Vocci Frank J, Schwartz Robert P, Wilson Monique E, Gordon Michael S, Kinlock Timothy W, Fitzgerald Terrence T, O'Grady Kevin E, Jaffe Jerome H
Friends Research Institute, 1040 Park Avenue, Suite 103, Baltimore, MD 21201, USA.
Friends Research Institute, 1040 Park Avenue, Suite 103, Baltimore, MD 21201, USA.
Drug Alcohol Depend. 2015 Nov 1;156:133-138. doi: 10.1016/j.drugalcdep.2015.09.001. Epub 2015 Sep 7.

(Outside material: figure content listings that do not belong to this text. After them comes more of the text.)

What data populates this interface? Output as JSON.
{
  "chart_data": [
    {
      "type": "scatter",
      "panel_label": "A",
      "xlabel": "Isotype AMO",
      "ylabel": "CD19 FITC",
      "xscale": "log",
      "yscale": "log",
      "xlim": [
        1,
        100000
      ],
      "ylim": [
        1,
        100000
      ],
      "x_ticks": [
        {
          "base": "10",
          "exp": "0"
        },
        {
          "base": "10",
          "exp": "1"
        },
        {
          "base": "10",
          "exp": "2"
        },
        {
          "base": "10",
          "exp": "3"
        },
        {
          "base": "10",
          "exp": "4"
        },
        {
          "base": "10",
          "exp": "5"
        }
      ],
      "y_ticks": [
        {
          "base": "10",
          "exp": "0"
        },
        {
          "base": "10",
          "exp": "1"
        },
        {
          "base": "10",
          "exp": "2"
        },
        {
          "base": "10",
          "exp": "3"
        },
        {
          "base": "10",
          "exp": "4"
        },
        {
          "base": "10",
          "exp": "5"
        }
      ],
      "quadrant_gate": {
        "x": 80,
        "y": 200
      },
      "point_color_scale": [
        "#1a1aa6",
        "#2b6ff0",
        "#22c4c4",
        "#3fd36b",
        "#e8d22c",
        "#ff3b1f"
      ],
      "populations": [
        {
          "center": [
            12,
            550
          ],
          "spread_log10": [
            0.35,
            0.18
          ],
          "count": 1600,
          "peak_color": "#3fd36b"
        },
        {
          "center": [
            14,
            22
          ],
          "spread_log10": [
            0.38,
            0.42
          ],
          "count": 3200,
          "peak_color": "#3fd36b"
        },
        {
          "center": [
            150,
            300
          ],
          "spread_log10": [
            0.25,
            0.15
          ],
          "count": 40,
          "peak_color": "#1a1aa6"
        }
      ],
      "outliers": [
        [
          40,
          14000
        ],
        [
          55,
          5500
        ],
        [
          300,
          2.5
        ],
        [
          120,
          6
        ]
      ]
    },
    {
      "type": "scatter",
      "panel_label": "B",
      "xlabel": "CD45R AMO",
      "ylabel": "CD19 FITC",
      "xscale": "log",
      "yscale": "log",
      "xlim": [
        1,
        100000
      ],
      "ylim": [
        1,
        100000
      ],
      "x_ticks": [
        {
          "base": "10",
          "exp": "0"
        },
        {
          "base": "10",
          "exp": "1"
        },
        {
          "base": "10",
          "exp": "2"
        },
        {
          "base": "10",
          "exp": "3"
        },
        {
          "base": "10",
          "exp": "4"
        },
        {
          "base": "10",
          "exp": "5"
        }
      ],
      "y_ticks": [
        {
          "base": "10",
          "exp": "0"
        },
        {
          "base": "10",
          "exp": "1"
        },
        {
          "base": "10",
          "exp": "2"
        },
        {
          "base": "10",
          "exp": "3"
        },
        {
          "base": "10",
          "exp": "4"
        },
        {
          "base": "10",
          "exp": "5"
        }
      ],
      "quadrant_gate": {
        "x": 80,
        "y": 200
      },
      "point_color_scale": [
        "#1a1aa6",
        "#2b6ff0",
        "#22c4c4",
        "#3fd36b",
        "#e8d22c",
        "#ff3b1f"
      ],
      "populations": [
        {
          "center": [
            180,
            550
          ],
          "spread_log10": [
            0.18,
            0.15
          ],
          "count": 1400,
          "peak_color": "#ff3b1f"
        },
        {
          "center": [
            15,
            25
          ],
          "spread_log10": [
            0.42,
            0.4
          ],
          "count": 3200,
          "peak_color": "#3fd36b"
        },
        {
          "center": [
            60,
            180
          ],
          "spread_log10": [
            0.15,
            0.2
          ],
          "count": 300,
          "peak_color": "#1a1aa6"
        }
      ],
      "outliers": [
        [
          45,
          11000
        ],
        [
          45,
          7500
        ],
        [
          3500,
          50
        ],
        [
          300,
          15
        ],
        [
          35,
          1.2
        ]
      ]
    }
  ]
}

In a previously reported randomized controlled trial, formerly opioid-dependent prisoners were more likely to enter community drug abuse treatment when they were inducted in prison onto buprenorphine/naloxone (hereafter called buprenorphine) than when they received counseling without buprenorphine in prison (47.5% vs. 33.7%, p=0.012) (Gordon et al., 2014). In this communication we report on the results of the induction schedule and the adverse event profile seen in pre-release prisoners inducted onto buprenorphine.
This paper examines the dose induction procedure, a comparison of the proposed versus actual doses given per week, and side effects reported for 104 adult participants who were randomized to buprenorphine treatment in prison. Self-reported side effects were analyzed using generalized estimated equations to determine changes over time in side effects.
Study participants were inducted onto buprenorphine at a rate faster than the induction schedule. Of the 104 (72 males, 32 females) buprenorphine recipients, 64 (37 males, 27 females) remained on medication at release from prison. Nine participants (8.6%) discontinued buprenorphine because of unpleasant opioid side effects. There were no serious adverse events reported during the in-prison phase of the study. Constipation was the most frequent symptom reported (69 percent).
Our findings suggest that buprenorphine administered to non-opioid-tolerant adults should be started at a lower, individualized dose than customarily used for adults actively using opioids, and that non-opioid-tolerant pre-release prisoners can be successfully inducted onto therapeutic doses prior to release.
在之前报道的一项随机对照试验中,曾经对阿片类药物成瘾的囚犯在狱中开始使用丁丙诺啡/纳洛酮(以下简称丁丙诺啡)时,比在狱中接受无丁丙诺啡的咨询时更有可能进入社区药物滥用治疗项目(47.5% 对 33.7%,p = 0.012)(戈登等人,2014 年)。在本通讯中,我们报告了在即将获释的囚犯中使用丁丙诺啡的诱导方案结果和不良事件情况。
本文研究了剂量诱导程序、每周建议剂量与实际给予剂量的比较,以及104名被随机分配接受狱中丁丙诺啡治疗的成年参与者报告的副作用。使用广义估计方程分析自我报告的副作用,以确定副作用随时间的变化。
研究参与者接受丁丙诺啡诱导的速度快于诱导方案。在104名(72名男性,32名女性)丁丙诺啡接受者中,64名(37名男性,27名女性)在出狱时仍在用药。9名参与者(8.6%)因阿片类药物不愉快的副作用而停用丁丙诺啡。在研究的狱中阶段,未报告严重不良事件。便秘是报告最频繁的症状(69%)。
我们的研究结果表明,给予非阿片类药物耐受的成年人丁丙诺啡时,起始剂量应低于通常用于积极使用阿片类药物的成年人的个体化剂量,并且非阿片类药物耐受的即将获释囚犯可以在释放前成功诱导至治疗剂量。